Farmhouse in Middletown, New York, US

Dane Manor, also known as the Jacob Mills House, is a historic farmhouse in Middletown, Orange County, New York. It was built in 1791 for Jacob Mills.

== History ==
The Dutch sandstone house was built in 1791 in the Hudson Valley region of New York. The 4,184-square-foot-home was built for Jacob Mills, a postmaster and tanner who made shoes for Continental Army soldiers during the American Revolutionary War. Mills arrived in the Province of New York in the 1760s as an indentured servant from England. The property remained in Mills' family until the 1980s.
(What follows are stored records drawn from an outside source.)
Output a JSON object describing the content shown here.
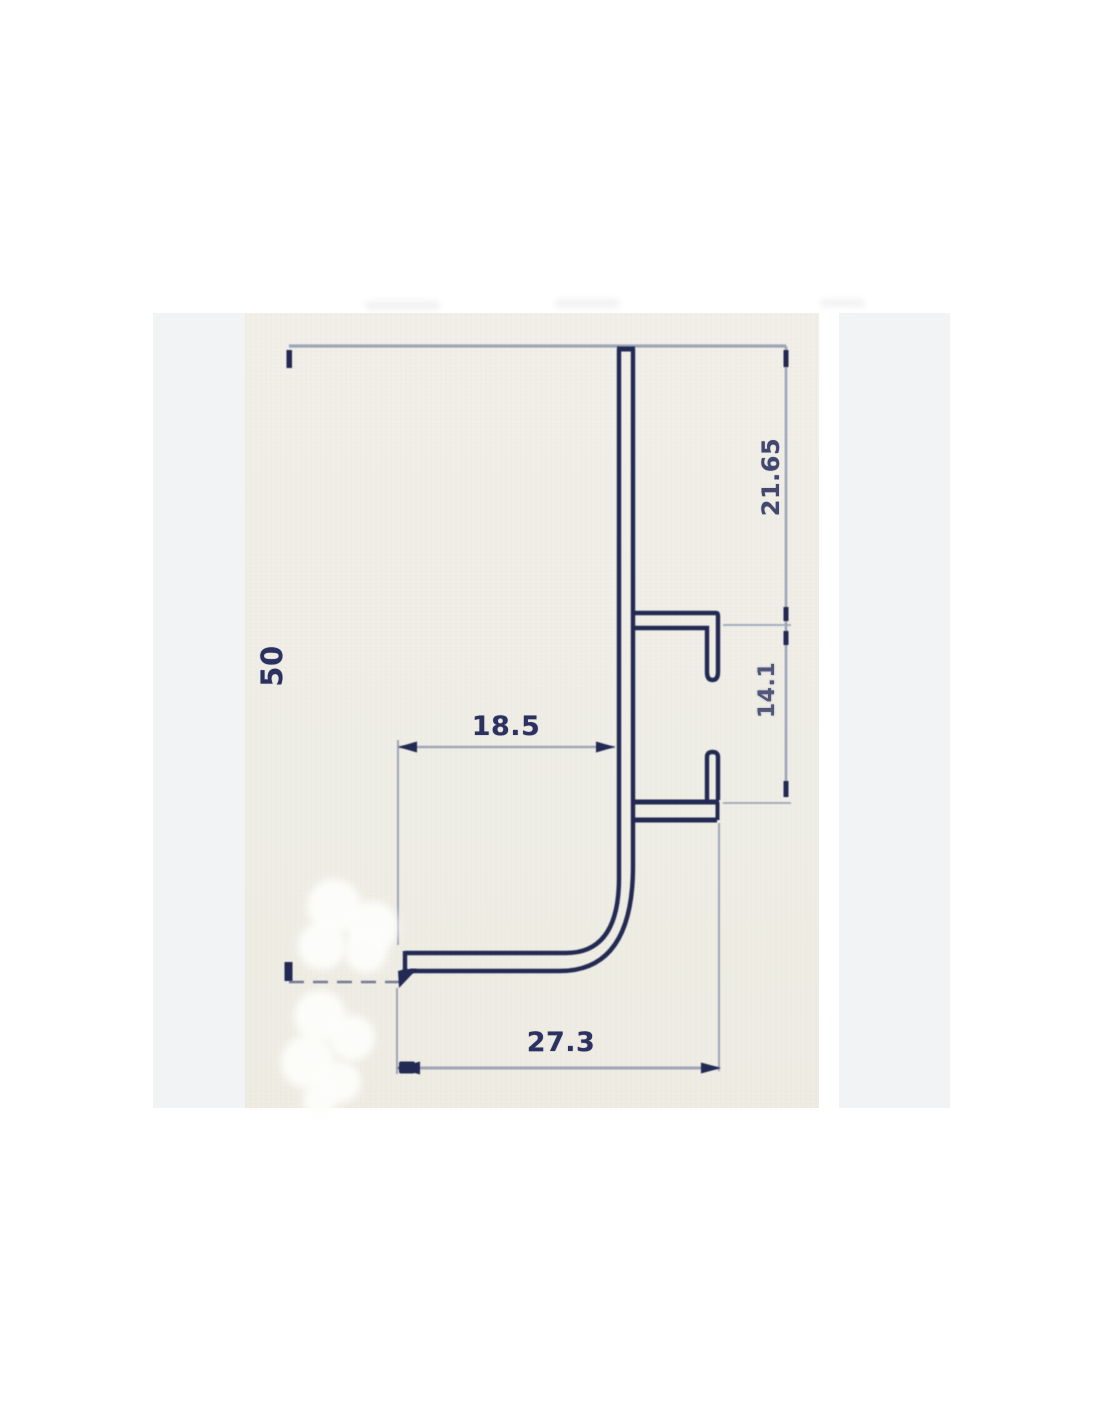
{
  "drawing": {
    "type": "technical cross-section drawing of an L-shaped aluminium profile with clip channels",
    "dimension_labels": {
      "height": "50",
      "top_segment": "21.65",
      "slot_segment": "14.1",
      "inner_width": "18.5",
      "outer_width": "27.3"
    }
  },
  "colors": {
    "page_background": "#ffffff",
    "panel_background": "#f2f3f5",
    "scan_background": "#f0eee6",
    "profile_line": "#232a52",
    "dimension_line": "#9aa1b6",
    "dimension_line_dark": "#454b66",
    "label_text": "#2b3160",
    "whiteout_blob": "#fdfdfb"
  }
}
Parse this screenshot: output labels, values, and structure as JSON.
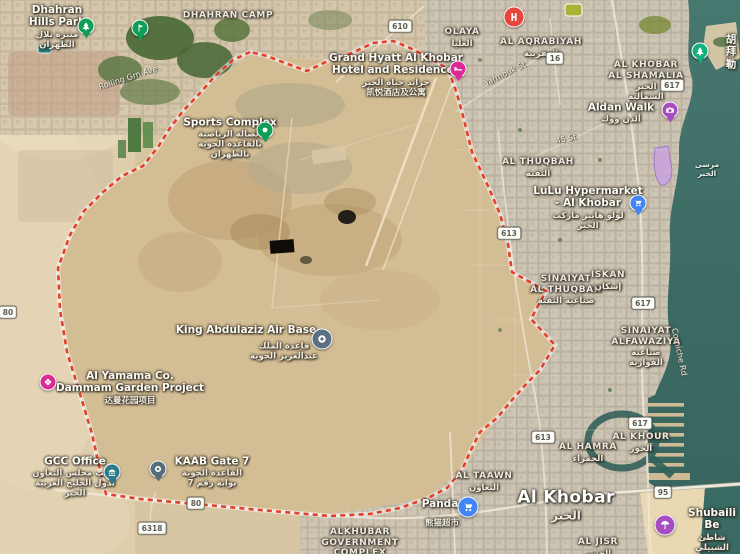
{
  "map": {
    "description": "Satellite map of King Abdulaziz Air Base and Al Khobar, Saudi Arabia",
    "boundary_color": "#e2402c",
    "labels": [
      {
        "id": "dhahran-hills-park",
        "type": "poi",
        "x": 57,
        "y": 27,
        "text": "Dhahran\nHills Park",
        "sub": "منتزه تلال\nالظهران"
      },
      {
        "id": "dhahran-camp",
        "type": "district",
        "x": 228,
        "y": 16,
        "text": "DHAHRAN CAMP",
        "sub": ""
      },
      {
        "id": "olaya",
        "type": "district",
        "x": 462,
        "y": 38,
        "text": "OLAYA",
        "sub": "العليا"
      },
      {
        "id": "al-aqrabiyah",
        "type": "district",
        "x": 541,
        "y": 48,
        "text": "AL AQRABIYAH",
        "sub": "العقربية"
      },
      {
        "id": "al-khobar-al-shamalia",
        "type": "district",
        "x": 646,
        "y": 81,
        "text": "AL KHOBAR\nAL SHAMALIA",
        "sub": "الخبر\nالشمالية"
      },
      {
        "id": "hubail-cn",
        "type": "poi",
        "x": 731,
        "y": 52,
        "text": "胡拜勒",
        "sub": ""
      },
      {
        "id": "grand-hyatt",
        "type": "poi",
        "x": 396,
        "y": 75,
        "text": "Grand Hyatt Al Khobar\nHotel and Residences",
        "sub": "جراند حياة الخبر\n凯悦酒店及公寓"
      },
      {
        "id": "aldan-walk",
        "type": "poi",
        "x": 621,
        "y": 113,
        "text": "Aldan Walk",
        "sub": "ألدن ووك"
      },
      {
        "id": "sports-complex",
        "type": "poi",
        "x": 230,
        "y": 138,
        "text": "Sports Complex",
        "sub": "الصالة الرياضية\nبالقاعدة الجوية\nبالظهران"
      },
      {
        "id": "al-thuqbah",
        "type": "district",
        "x": 538,
        "y": 168,
        "text": "AL THUQBAH",
        "sub": "الثقبة"
      },
      {
        "id": "lulu-hypermarket",
        "type": "poi",
        "x": 588,
        "y": 208,
        "text": "LuLu Hypermarket\n- Al Khobar",
        "sub": "لولو هايبر ماركت\nالخبر"
      },
      {
        "id": "khobar-marina-ar",
        "type": "water",
        "x": 707,
        "y": 170,
        "text": "مرسى الخبر",
        "sub": ""
      },
      {
        "id": "sinaiyat-al-thuqbah",
        "type": "district",
        "x": 566,
        "y": 290,
        "text": "SINAIYAT\nAL THUQBAH",
        "sub": "صناعية الثقبة"
      },
      {
        "id": "iskan",
        "type": "district",
        "x": 608,
        "y": 281,
        "text": "ISKAN",
        "sub": "إسكان"
      },
      {
        "id": "sinaiyat-alfawaziya",
        "type": "district",
        "x": 646,
        "y": 347,
        "text": "SINAIYAT\nALFAWAZIYA",
        "sub": "صناعية\nالفوازية"
      },
      {
        "id": "corniche-rd",
        "type": "street",
        "x": 679,
        "y": 352,
        "rot": 78,
        "text": "Corniche Rd",
        "sub": ""
      },
      {
        "id": "king-abdulaziz-air-base",
        "type": "poi",
        "x": 246,
        "y": 330,
        "text": "King Abdulaziz Air Base",
        "sub": ""
      },
      {
        "id": "king-abdulaziz-air-base-ar",
        "type": "subonly",
        "x": 284,
        "y": 351,
        "text": "",
        "sub": "قاعدة الملك\nعبدالعزيز الجوية"
      },
      {
        "id": "al-yamama-project",
        "type": "poi",
        "x": 130,
        "y": 388,
        "text": "Al Yamama Co.\nDammam Garden Project",
        "sub": "达曼花园项目"
      },
      {
        "id": "al-khour",
        "type": "district",
        "x": 641,
        "y": 443,
        "text": "AL KHOUR",
        "sub": "الخور"
      },
      {
        "id": "al-hamra",
        "type": "district",
        "x": 588,
        "y": 453,
        "text": "AL HAMRA",
        "sub": "الحمراء"
      },
      {
        "id": "gcc-office",
        "type": "poi",
        "x": 75,
        "y": 477,
        "text": "GCC Office",
        "sub": "مكتب مجلس التعاون\nلدول الخليج العربية\nالخبر"
      },
      {
        "id": "kaab-gate-7",
        "type": "poi",
        "x": 212,
        "y": 472,
        "text": "KAAB Gate 7",
        "sub": "القاعدة الجوية\nبوابة رقم 7"
      },
      {
        "id": "al-taawn",
        "type": "district",
        "x": 484,
        "y": 482,
        "text": "AL TAAWN",
        "sub": "التعاون"
      },
      {
        "id": "al-khobar-city",
        "type": "city",
        "x": 566,
        "y": 505,
        "text": "Al Khobar",
        "sub": "الخبر"
      },
      {
        "id": "panda",
        "type": "poi",
        "x": 440,
        "y": 504,
        "text": "Panda",
        "sub": ""
      },
      {
        "id": "panda-cn",
        "type": "subonly",
        "x": 442,
        "y": 523,
        "text": "",
        "sub": "熊猫超市"
      },
      {
        "id": "al-jisr",
        "type": "district",
        "x": 598,
        "y": 548,
        "text": "AL JISR",
        "sub": "الجسر"
      },
      {
        "id": "alkhubar-government-complex",
        "type": "district",
        "x": 360,
        "y": 543,
        "text": "ALKHUBAR\nGOVERNMENT\nCOMPLEX",
        "sub": ""
      },
      {
        "id": "shubaili-beach",
        "type": "poi",
        "x": 712,
        "y": 530,
        "text": "Shubaili Be",
        "sub": "شاطئ الشبيلي"
      },
      {
        "id": "rolling-grn-ave",
        "type": "street",
        "x": 128,
        "y": 78,
        "rot": -18,
        "text": "Rolling Grn Ave",
        "sub": ""
      },
      {
        "id": "yarmouk-st",
        "type": "street",
        "x": 505,
        "y": 74,
        "rot": -26,
        "text": "Yarmouk St",
        "sub": ""
      },
      {
        "id": "45-st",
        "type": "street",
        "x": 566,
        "y": 139,
        "rot": -12,
        "text": "45 St",
        "sub": ""
      }
    ],
    "pins": [
      {
        "id": "dhahran-hills-park",
        "icon": "tree",
        "color": "#0f9d58",
        "x": 86,
        "y": 26,
        "tail": true
      },
      {
        "id": "golf-course",
        "icon": "golf",
        "color": "#0f9d58",
        "x": 140,
        "y": 28,
        "tail": true
      },
      {
        "id": "sports-complex",
        "icon": "dot",
        "color": "#0f9d58",
        "x": 265,
        "y": 130,
        "tail": true
      },
      {
        "id": "grand-hyatt",
        "icon": "bed",
        "color": "#de2a96",
        "x": 458,
        "y": 69,
        "tail": true
      },
      {
        "id": "hospital",
        "icon": "hletter",
        "color": "#e8453c",
        "x": 514,
        "y": 17,
        "tail": false,
        "big": true
      },
      {
        "id": "corniche-tree",
        "icon": "tree",
        "color": "#12b07a",
        "x": 700,
        "y": 51,
        "tail": true
      },
      {
        "id": "aldan-walk",
        "icon": "camera",
        "color": "#a64dbf",
        "x": 670,
        "y": 110,
        "tail": true
      },
      {
        "id": "lulu-hypermarket",
        "icon": "cart",
        "color": "#4285f4",
        "x": 638,
        "y": 203,
        "tail": true
      },
      {
        "id": "air-base",
        "icon": "ring",
        "color": "#5b7083",
        "x": 322,
        "y": 339,
        "tail": false,
        "big": true
      },
      {
        "id": "al-yamama",
        "icon": "flower",
        "color": "#de2a96",
        "x": 48,
        "y": 382,
        "tail": false
      },
      {
        "id": "gcc-office",
        "icon": "bank",
        "color": "#2b7b8c",
        "x": 112,
        "y": 472,
        "tail": true
      },
      {
        "id": "kaab-gate",
        "icon": "ring",
        "color": "#546e7a",
        "x": 158,
        "y": 469,
        "tail": true
      },
      {
        "id": "panda",
        "icon": "cart",
        "color": "#4285f4",
        "x": 468,
        "y": 507,
        "tail": false,
        "big": true
      },
      {
        "id": "shubaili-beach",
        "icon": "beach",
        "color": "#a64dbf",
        "x": 665,
        "y": 525,
        "tail": false,
        "big": true
      }
    ],
    "shields": [
      {
        "number": "610",
        "x": 400,
        "y": 26
      },
      {
        "number": "16",
        "x": 555,
        "y": 58
      },
      {
        "number": "617",
        "x": 672,
        "y": 85
      },
      {
        "number": "613",
        "x": 509,
        "y": 233
      },
      {
        "number": "617",
        "x": 643,
        "y": 303
      },
      {
        "number": "617",
        "x": 640,
        "y": 423
      },
      {
        "number": "613",
        "x": 543,
        "y": 437
      },
      {
        "number": "80",
        "x": 8,
        "y": 312
      },
      {
        "number": "80",
        "x": 196,
        "y": 503
      },
      {
        "number": "6318",
        "x": 152,
        "y": 528
      },
      {
        "number": "95",
        "x": 663,
        "y": 492
      }
    ]
  }
}
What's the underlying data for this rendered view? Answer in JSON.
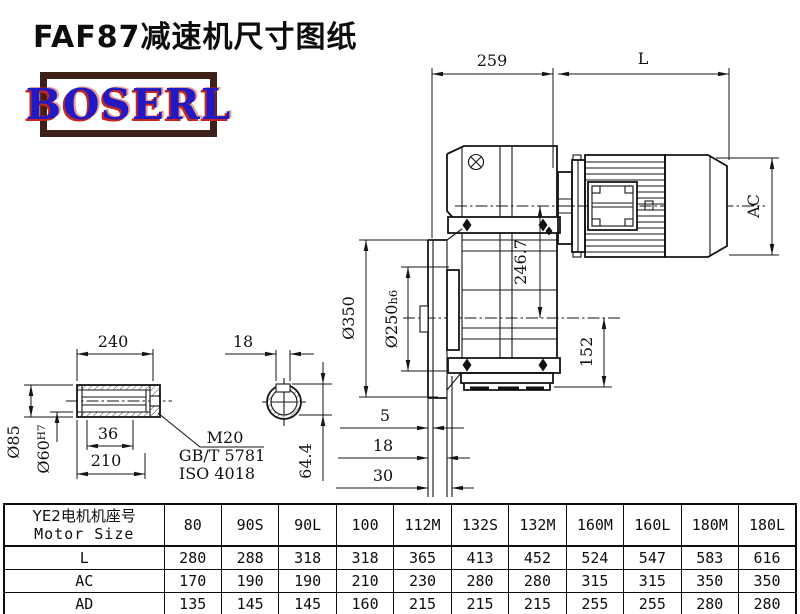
{
  "title": "FAF87减速机尺寸图纸",
  "logo": {
    "text": "BOSERL",
    "text_color": "#2319c4",
    "shadow_color": "#c3261a",
    "border_color": "#3d2018"
  },
  "drawing": {
    "line_color": "#151515",
    "main_view": {
      "dim_overall_width": "259",
      "dim_motor_length": "L",
      "dim_motor_diameter": "AC",
      "dim_flange_diameter": "Ø350",
      "dim_spigot_diameter": "Ø250",
      "dim_spigot_tolerance": "h6",
      "dim_axis_distance": "246.7",
      "dim_foot_height": "152",
      "dim_flange_step_1": "5",
      "dim_flange_step_2": "18",
      "dim_flange_step_3": "30"
    },
    "shaft_view": {
      "dim_length": "240",
      "dim_step": "36",
      "dim_hub_length": "210",
      "dim_outer_diameter": "Ø85",
      "dim_bore_diameter": "Ø60",
      "dim_bore_tolerance": "H7",
      "note_thread": "M20",
      "note_standard_gb": "GB/T 5781",
      "note_standard_iso": "ISO 4018"
    },
    "section_view": {
      "dim_keyway_width": "18",
      "dim_keyway_depth": "64.4"
    }
  },
  "table": {
    "header_cn": "YE2电机机座号",
    "header_en": "Motor Size",
    "columns": [
      "80",
      "90S",
      "90L",
      "100",
      "112M",
      "132S",
      "132M",
      "160M",
      "160L",
      "180M",
      "180L"
    ],
    "rows": [
      {
        "label": "L",
        "values": [
          "280",
          "288",
          "318",
          "318",
          "365",
          "413",
          "452",
          "524",
          "547",
          "583",
          "616"
        ]
      },
      {
        "label": "AC",
        "values": [
          "170",
          "190",
          "190",
          "210",
          "230",
          "280",
          "280",
          "315",
          "315",
          "350",
          "350"
        ]
      },
      {
        "label": "AD",
        "values": [
          "135",
          "145",
          "145",
          "160",
          "215",
          "215",
          "215",
          "255",
          "255",
          "280",
          "280"
        ]
      }
    ]
  }
}
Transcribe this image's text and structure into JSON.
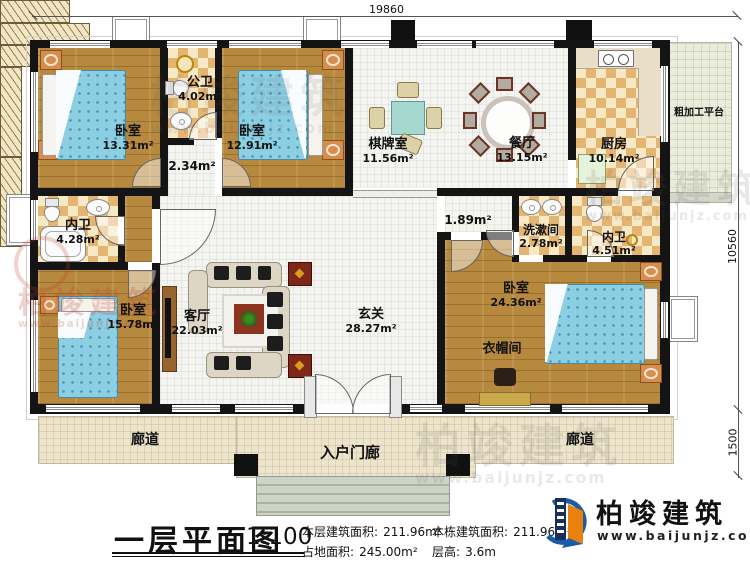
{
  "title": {
    "text": "一层平面图",
    "scale": "1:100"
  },
  "dimensions": {
    "top": "19860",
    "right": "10560",
    "porch": "1500"
  },
  "stats": {
    "floor_area_label": "本层建筑面积:",
    "floor_area": "211.96m²",
    "land_label": "占地面积:",
    "land": "245.00m²",
    "building_label": "本栋建筑面积:",
    "building": "211.96m²",
    "height_label": "层高:",
    "height": "3.6m"
  },
  "brand": {
    "name": "柏竣建筑",
    "url": "www.baijunjz.com"
  },
  "rooms": {
    "bedroom_tl": {
      "name": "卧室",
      "area": "13.31m²"
    },
    "public_bath": {
      "name": "公卫",
      "area": "4.02m²"
    },
    "hall_small": {
      "area": "2.34m²"
    },
    "bedroom_tm": {
      "name": "卧室",
      "area": "12.91m²"
    },
    "chess_room": {
      "name": "棋牌室",
      "area": "11.56m²"
    },
    "dining": {
      "name": "餐厅",
      "area": "13.15m²"
    },
    "kitchen": {
      "name": "厨房",
      "area": "10.14m²"
    },
    "platform": {
      "name": "粗加工平台"
    },
    "inner_bath_left": {
      "name": "内卫",
      "area": "4.28m²"
    },
    "bedroom_bl": {
      "name": "卧室",
      "area": "15.78m²"
    },
    "living": {
      "name": "客厅",
      "area": "22.03m²"
    },
    "foyer": {
      "name": "玄关",
      "area": "28.27m²"
    },
    "corridor_small": {
      "area": "1.89m²"
    },
    "washroom": {
      "name": "洗漱间",
      "area": "2.78m²"
    },
    "inner_bath_right": {
      "name": "内卫",
      "area": "4.51m²"
    },
    "bedroom_master": {
      "name": "卧室",
      "area": "24.36m²"
    },
    "cloakroom": {
      "name": "衣帽间"
    },
    "corridor_left": {
      "name": "廊道"
    },
    "corridor_right": {
      "name": "廊道"
    },
    "porch": {
      "name": "入户门廊"
    }
  }
}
The interior of the house features five bedrooms. A kitchen was added on to the house in 1992. The grounds, stretching 3.7 acres, include a pool.

In 2025, the property was purchased by Taryn Delanie Smith, who renamed it "Dane Manor" in honor of her pet Great Dane, Bruce. Smith is the first Black person and first woman to own the property. The house has been undergoing renovations since 2025.